Изменить стиль страницы

Когда она подняла голову, в комнате не было никого. Она кинулась к двери.

— Рейлан!

Он торопливо шагал к источнику, с ружьем за плечами.

— Рейлан! Вернись! Послушай!

Через несколько мгновений он исчез за холмом.

Вечером он не вернулся; ее томило беспокойство: мало ли какая глупость взбредет ему в голову после всего, что она наговорила? Убежать, не промолвив ни слова… Наконец, под самое утро, она услышала звук отворяемой двери и, спустившись, нашла на кухонном столе еще теплого зайца с раздробленной головой: он, видно, выстрелил почти в упор.

4

Он нанялся в Марвежоле к приятелю своего тестя — у того сына призвали в армию, и некому было помочь снять урожай груш. За вычетом еды и ночлега он получал пятьсот франков в день; в течение трех недель, пока длился сбор, это были золотые россыпи Перу. Сверхурочная работа позволила округлить сумму, и он принес домой ровно одиннадцать тысяч пятьсот франков плюс «начинка для пушки»: для себя он потратился лишь на табак да на порох. Это заставит Чернуху на время прикусить язычок. Да и урожай, несмотря на засуху, может статься, будет не такой плохой, как предполагали, если только не налетят грозы и не поляжет рожь перед самой жатвой. А когда закончится вспашка и сев озимых, придет пора, словно бы мелом отмеченная в его мозгу, пора рубки и заготовки леса; тридцать гектаров буковых лесов да с десяток общинных хвойных помогут ему отложить кое-что в железную коробочку и обеспечат их топливом на всю зиму.
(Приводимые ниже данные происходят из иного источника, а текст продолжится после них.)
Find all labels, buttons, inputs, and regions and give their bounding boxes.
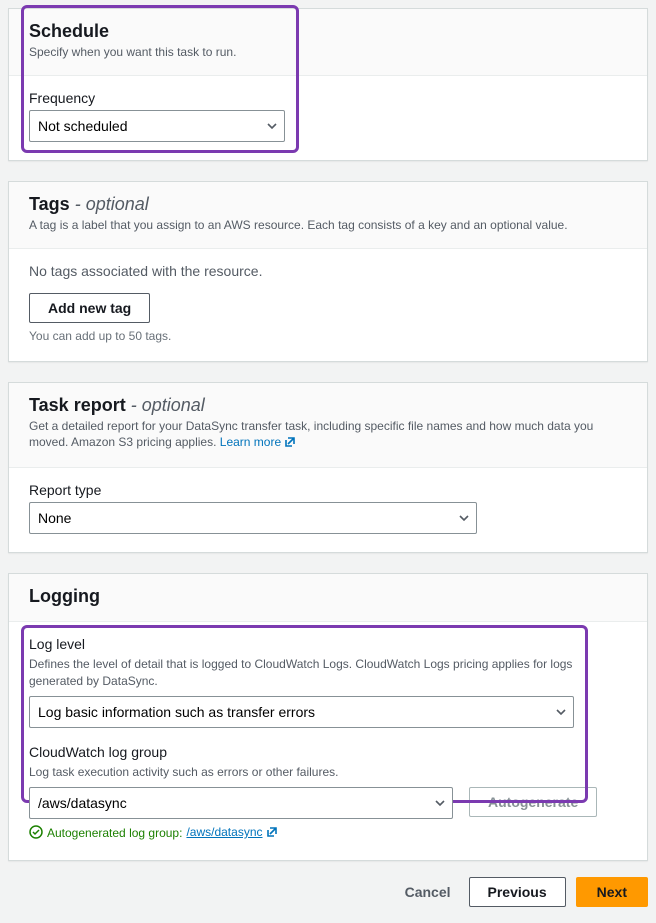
report-type-select[interactable]: None: [29, 502, 477, 534]
log-group-row: /aws/datasync Autogenerate: [29, 787, 627, 819]
status-link[interactable]: /aws/datasync: [186, 825, 277, 841]
task-report-panel: Task report - optional Get a detailed re…: [8, 382, 648, 554]
tags-header: Tags - optional A tag is a label that yo…: [9, 182, 647, 249]
report-type-select-wrap: None: [29, 502, 477, 534]
task-report-header: Task report - optional Get a detailed re…: [9, 383, 647, 469]
tags-panel: Tags - optional A tag is a label that yo…: [8, 181, 648, 362]
add-new-tag-button[interactable]: Add new tag: [29, 293, 150, 323]
next-button[interactable]: Next: [576, 877, 648, 907]
tags-title: Tags - optional: [29, 194, 627, 215]
no-tags-text: No tags associated with the resource.: [29, 263, 627, 279]
log-group-field: CloudWatch log group Log task execution …: [29, 744, 627, 842]
frequency-select[interactable]: Not scheduled: [29, 110, 285, 142]
log-group-select[interactable]: /aws/datasync: [29, 787, 453, 819]
status-text: Autogenerated log group:: [47, 826, 182, 840]
schedule-desc: Specify when you want this task to run.: [29, 44, 627, 61]
report-type-label: Report type: [29, 482, 627, 498]
frequency-label: Frequency: [29, 90, 627, 106]
log-level-desc: Defines the level of detail that is logg…: [29, 656, 627, 690]
schedule-title: Schedule: [29, 21, 627, 42]
cancel-button[interactable]: Cancel: [397, 878, 459, 906]
logging-panel: Logging Log level Defines the level of d…: [8, 573, 648, 860]
tags-body: No tags associated with the resource. Ad…: [9, 249, 647, 361]
autogenerate-button[interactable]: Autogenerate: [469, 787, 597, 817]
log-level-field: Log level Defines the level of detail th…: [29, 636, 627, 728]
log-level-select[interactable]: Log basic information such as transfer e…: [29, 696, 574, 728]
log-group-desc: Log task execution activity such as erro…: [29, 764, 627, 781]
log-level-label: Log level: [29, 636, 627, 652]
schedule-panel: Schedule Specify when you want this task…: [8, 8, 648, 161]
autogenerate-status: Autogenerated log group: /aws/datasync: [29, 825, 627, 842]
external-link-icon: [266, 826, 278, 841]
logging-title: Logging: [29, 586, 627, 607]
check-circle-icon: [29, 825, 43, 842]
learn-more-link[interactable]: Learn more: [220, 435, 296, 449]
log-group-label: CloudWatch log group: [29, 744, 627, 760]
external-link-icon: [284, 436, 296, 453]
logging-body: Log level Defines the level of detail th…: [9, 622, 647, 859]
logging-header: Logging: [9, 574, 647, 622]
task-report-desc: Get a detailed report for your DataSync …: [29, 418, 627, 454]
schedule-body: Frequency Not scheduled: [9, 76, 647, 160]
tags-desc: A tag is a label that you assign to an A…: [29, 217, 627, 234]
log-level-select-wrap: Log basic information such as transfer e…: [29, 696, 574, 728]
task-report-title: Task report - optional: [29, 395, 627, 416]
footer-actions: Cancel Previous Next: [8, 873, 648, 915]
schedule-header: Schedule Specify when you want this task…: [9, 9, 647, 76]
task-report-body: Report type None: [9, 468, 647, 552]
frequency-select-wrap: Not scheduled: [29, 110, 285, 142]
tags-hint: You can add up to 50 tags.: [29, 329, 627, 343]
previous-button[interactable]: Previous: [469, 877, 566, 907]
log-group-select-wrap: /aws/datasync: [29, 787, 453, 819]
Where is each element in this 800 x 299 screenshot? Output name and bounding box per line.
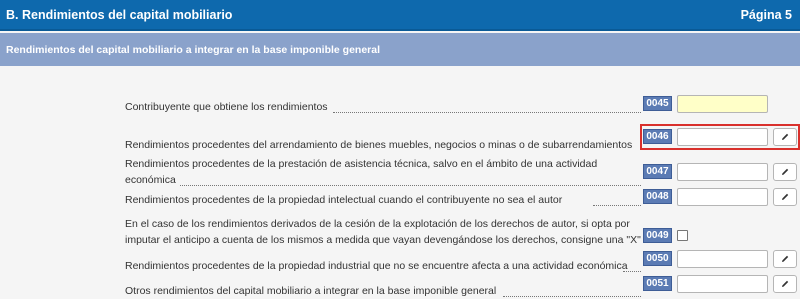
leader-line [180, 185, 641, 186]
box-code: 0051 [643, 276, 672, 291]
row-label-line2: económica [125, 174, 176, 186]
subsection-title: Rendimientos del capital mobiliario a in… [6, 43, 381, 56]
row-label: Rendimientos procedentes del arrendamien… [125, 139, 633, 151]
row-label: Rendimientos procedentes de la propiedad… [125, 194, 563, 206]
row-label-line1: En el caso de los rendimientos derivados… [125, 218, 630, 230]
box-code: 0045 [643, 96, 672, 111]
pencil-icon [782, 193, 789, 200]
pencil-icon [782, 168, 789, 175]
row-label: Contribuyente que obtiene los rendimient… [125, 101, 328, 113]
leader-line [333, 112, 641, 113]
field-0048-edit-button[interactable] [773, 188, 797, 206]
box-code: 0047 [643, 164, 672, 179]
box-code: 0050 [643, 251, 672, 266]
subsection-header: Rendimientos del capital mobiliario a in… [0, 33, 800, 66]
pencil-icon [782, 280, 789, 287]
field-0047-edit-button[interactable] [773, 163, 797, 181]
section-header: B. Rendimientos del capital mobiliario P… [0, 0, 800, 31]
field-0050-edit-button[interactable] [773, 250, 797, 268]
field-0048-input[interactable] [677, 188, 768, 206]
selection-highlight [640, 124, 800, 150]
row-label: Rendimientos procedentes de la propiedad… [125, 260, 628, 272]
box-code: 0049 [643, 228, 672, 243]
pencil-icon [782, 255, 789, 262]
field-0049-checkbox[interactable] [677, 230, 688, 241]
box-code: 0048 [643, 189, 672, 204]
row-label: Otros rendimientos del capital mobiliari… [125, 285, 497, 297]
field-0050-input[interactable] [677, 250, 768, 268]
row-label-line1: Rendimientos procedentes de la prestació… [125, 158, 598, 170]
leader-line [503, 296, 641, 297]
row-label-line2: imputar el anticipo a cuenta de los mism… [125, 234, 641, 246]
leader-line [593, 205, 641, 206]
leader-line [623, 271, 641, 272]
section-title: B. Rendimientos del capital mobiliario [6, 7, 233, 22]
field-0045-input[interactable] [677, 95, 768, 113]
field-0051-edit-button[interactable] [773, 275, 797, 293]
field-0047-input[interactable] [677, 163, 768, 181]
field-0051-input[interactable] [677, 275, 768, 293]
page-label: Página 5 [740, 7, 792, 22]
В его радужной программе было лишь одно темное пятно: период больших снегопадов, загонявших его на лесопильню. Ведь жить как-то надо. Но не есть же чужой хлеб из милости… Он сплюнул в сторону Мазель-де-Мор. Яйца, овощи, молочные продукты… Как-нибудь и сам выкарабкаюсь.

— Это ты…

Она вышла к нему навстречу и трижды подставила ему щеку для поцелуя: за три недели, что он не видел ее, она изменилась, потолстела, черты ее лица расплылись, в глазах появился какой-то хитрый звериный огонек.
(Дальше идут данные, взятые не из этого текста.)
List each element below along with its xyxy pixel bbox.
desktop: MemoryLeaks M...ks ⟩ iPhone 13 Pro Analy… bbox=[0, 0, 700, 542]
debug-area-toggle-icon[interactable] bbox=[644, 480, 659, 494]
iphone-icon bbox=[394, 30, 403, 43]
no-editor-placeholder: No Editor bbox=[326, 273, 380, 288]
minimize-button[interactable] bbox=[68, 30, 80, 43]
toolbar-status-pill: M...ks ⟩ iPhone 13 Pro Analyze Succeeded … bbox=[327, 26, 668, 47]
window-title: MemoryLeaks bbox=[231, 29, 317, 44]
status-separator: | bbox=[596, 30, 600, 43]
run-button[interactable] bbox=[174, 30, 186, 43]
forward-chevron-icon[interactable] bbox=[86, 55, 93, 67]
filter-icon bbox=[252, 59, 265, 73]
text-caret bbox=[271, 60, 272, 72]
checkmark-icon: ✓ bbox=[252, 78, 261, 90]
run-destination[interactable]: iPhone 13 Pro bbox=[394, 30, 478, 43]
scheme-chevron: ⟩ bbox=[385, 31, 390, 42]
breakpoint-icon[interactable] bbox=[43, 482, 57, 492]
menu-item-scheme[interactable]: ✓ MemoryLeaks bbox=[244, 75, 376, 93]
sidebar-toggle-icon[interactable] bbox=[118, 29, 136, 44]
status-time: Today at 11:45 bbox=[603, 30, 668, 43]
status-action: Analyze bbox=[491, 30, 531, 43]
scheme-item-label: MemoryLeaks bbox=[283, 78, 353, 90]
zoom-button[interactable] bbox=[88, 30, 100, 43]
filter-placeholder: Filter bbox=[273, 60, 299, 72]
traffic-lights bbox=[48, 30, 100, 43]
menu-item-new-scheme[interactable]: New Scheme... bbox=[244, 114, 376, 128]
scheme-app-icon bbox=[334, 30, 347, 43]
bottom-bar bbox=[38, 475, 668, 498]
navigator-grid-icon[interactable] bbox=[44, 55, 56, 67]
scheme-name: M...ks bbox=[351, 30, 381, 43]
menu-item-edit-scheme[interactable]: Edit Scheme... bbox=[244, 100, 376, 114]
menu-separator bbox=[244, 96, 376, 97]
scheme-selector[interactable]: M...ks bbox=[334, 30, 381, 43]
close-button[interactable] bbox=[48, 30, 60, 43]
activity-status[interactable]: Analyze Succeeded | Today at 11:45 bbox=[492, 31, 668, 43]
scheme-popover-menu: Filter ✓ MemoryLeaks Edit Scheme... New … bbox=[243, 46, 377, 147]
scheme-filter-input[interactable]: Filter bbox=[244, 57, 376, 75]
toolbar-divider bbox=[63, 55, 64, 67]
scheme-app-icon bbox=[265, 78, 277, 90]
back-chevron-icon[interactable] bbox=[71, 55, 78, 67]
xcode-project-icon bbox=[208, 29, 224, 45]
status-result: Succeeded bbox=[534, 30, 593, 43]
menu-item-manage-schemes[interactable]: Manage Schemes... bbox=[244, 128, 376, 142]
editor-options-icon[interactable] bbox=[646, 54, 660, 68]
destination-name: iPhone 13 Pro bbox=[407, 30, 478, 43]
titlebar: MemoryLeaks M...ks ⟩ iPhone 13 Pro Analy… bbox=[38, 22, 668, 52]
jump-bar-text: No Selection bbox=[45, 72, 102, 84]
Он бросил деньги на стол (себе оставив всего один тысячефранковый билет).

— Вот видишь! — торжествовал он. — Ты волновалась понапрасну.
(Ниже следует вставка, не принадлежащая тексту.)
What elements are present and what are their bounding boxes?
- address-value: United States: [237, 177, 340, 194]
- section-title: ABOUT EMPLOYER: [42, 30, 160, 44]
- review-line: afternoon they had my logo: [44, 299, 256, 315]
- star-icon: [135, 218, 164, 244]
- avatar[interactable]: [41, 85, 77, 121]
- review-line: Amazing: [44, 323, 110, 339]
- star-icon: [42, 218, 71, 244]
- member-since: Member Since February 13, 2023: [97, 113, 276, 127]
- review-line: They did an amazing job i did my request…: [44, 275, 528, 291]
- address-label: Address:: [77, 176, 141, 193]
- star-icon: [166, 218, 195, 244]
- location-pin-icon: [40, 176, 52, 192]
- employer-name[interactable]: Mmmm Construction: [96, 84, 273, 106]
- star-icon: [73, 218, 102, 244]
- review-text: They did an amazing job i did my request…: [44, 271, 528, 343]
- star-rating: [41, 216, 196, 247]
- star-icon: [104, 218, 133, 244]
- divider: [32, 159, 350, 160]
Поджав губы, она со вздохом спрятала деньги в железную коробочку. Он спросил, как обстоят дела там, на чердаке, с его матерью, вернее с тем, во что она превратилась.

— Она почти перестала есть, — сказала Мари, — и совсем взбесилась. Каждый раз, как я отношу ей затируху, пытается меня укусить! Но что вспоминать, теперь ты дома и сам будешь кормить ее; я не переношу этой вони…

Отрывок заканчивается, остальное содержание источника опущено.